Indians seem to be fond of the expression 'authority' which is often a prerogative of the government which rules the country. The power of an authority can be executive, financial, judicial or management. All government 'babus' have power in one form or the other that enables them to have extra ordinary influence on the citizens as their decisions can affect their lives to varying extent. Power in any form can be the drive engine for corruption as is being witnessed in the country and more the power, higher will be the temptation to be corrupt. It is said that "power corrupts and absolute power corrupts absolutely". Country's bureaucratic system is so structured that, with power and pelm distributed amongst the 'babus' beginning at the bottom to the top with few exceptions, corruption is in-built and probably nothing can come in the way of the ever growing corruption faced by the citizens whose daily lives are intertwined with the actions (or non-actions?) of the administrative lords of the country.

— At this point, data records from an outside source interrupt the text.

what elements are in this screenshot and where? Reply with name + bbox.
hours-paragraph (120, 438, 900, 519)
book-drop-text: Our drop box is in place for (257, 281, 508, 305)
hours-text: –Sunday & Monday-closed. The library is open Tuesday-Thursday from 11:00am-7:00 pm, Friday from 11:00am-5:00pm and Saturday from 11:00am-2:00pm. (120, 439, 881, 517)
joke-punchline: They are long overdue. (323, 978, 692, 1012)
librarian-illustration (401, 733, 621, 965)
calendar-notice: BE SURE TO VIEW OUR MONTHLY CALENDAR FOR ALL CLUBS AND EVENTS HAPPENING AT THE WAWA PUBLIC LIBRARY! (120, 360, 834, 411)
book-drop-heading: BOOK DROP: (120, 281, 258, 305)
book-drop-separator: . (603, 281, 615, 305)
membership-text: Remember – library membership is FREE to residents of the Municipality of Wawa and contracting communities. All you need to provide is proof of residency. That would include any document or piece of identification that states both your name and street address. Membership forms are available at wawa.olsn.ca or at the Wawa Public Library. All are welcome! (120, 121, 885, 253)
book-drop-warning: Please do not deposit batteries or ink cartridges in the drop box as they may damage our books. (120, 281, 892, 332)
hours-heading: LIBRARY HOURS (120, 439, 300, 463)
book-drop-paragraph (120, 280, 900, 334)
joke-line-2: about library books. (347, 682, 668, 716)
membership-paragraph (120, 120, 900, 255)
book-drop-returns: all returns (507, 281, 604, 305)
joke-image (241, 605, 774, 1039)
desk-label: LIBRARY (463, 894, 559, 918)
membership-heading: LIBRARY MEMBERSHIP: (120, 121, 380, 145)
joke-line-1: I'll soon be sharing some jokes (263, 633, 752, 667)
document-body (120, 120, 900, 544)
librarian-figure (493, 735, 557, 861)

It is not a coincidence that government culture in India, inherited from the Britishers, continues to use the word 'Authority' to designate administrative bodies affixing the word after the functions assigned to them. We have "Authority" set ups, for food safety and standards (FSSTA), food exports (APEDA) and marine products exports (MPEDA) in the food area but there are several such bodies conferred with the coveted affix 'authority', We have separate 'authority' for airports, high ways, steel. inland waterways, gas, insurance regulation, sports, zoo development, urban development, telecom regulation, electricity, coastal aquaculture etc most of them with umbilical chords to the government at Delhi. While UK has practically replaced these authorities with boards, directorates, agencies, commissions etc, India revels in creating more authorities, many of them toothless tigers with very little independence from the government ministries, lorded over by politicians and bureaucrats. Citizens of this country are, by now, familiar with the 'authority' syndrome and probably have taken them as another aberration in our democratic society.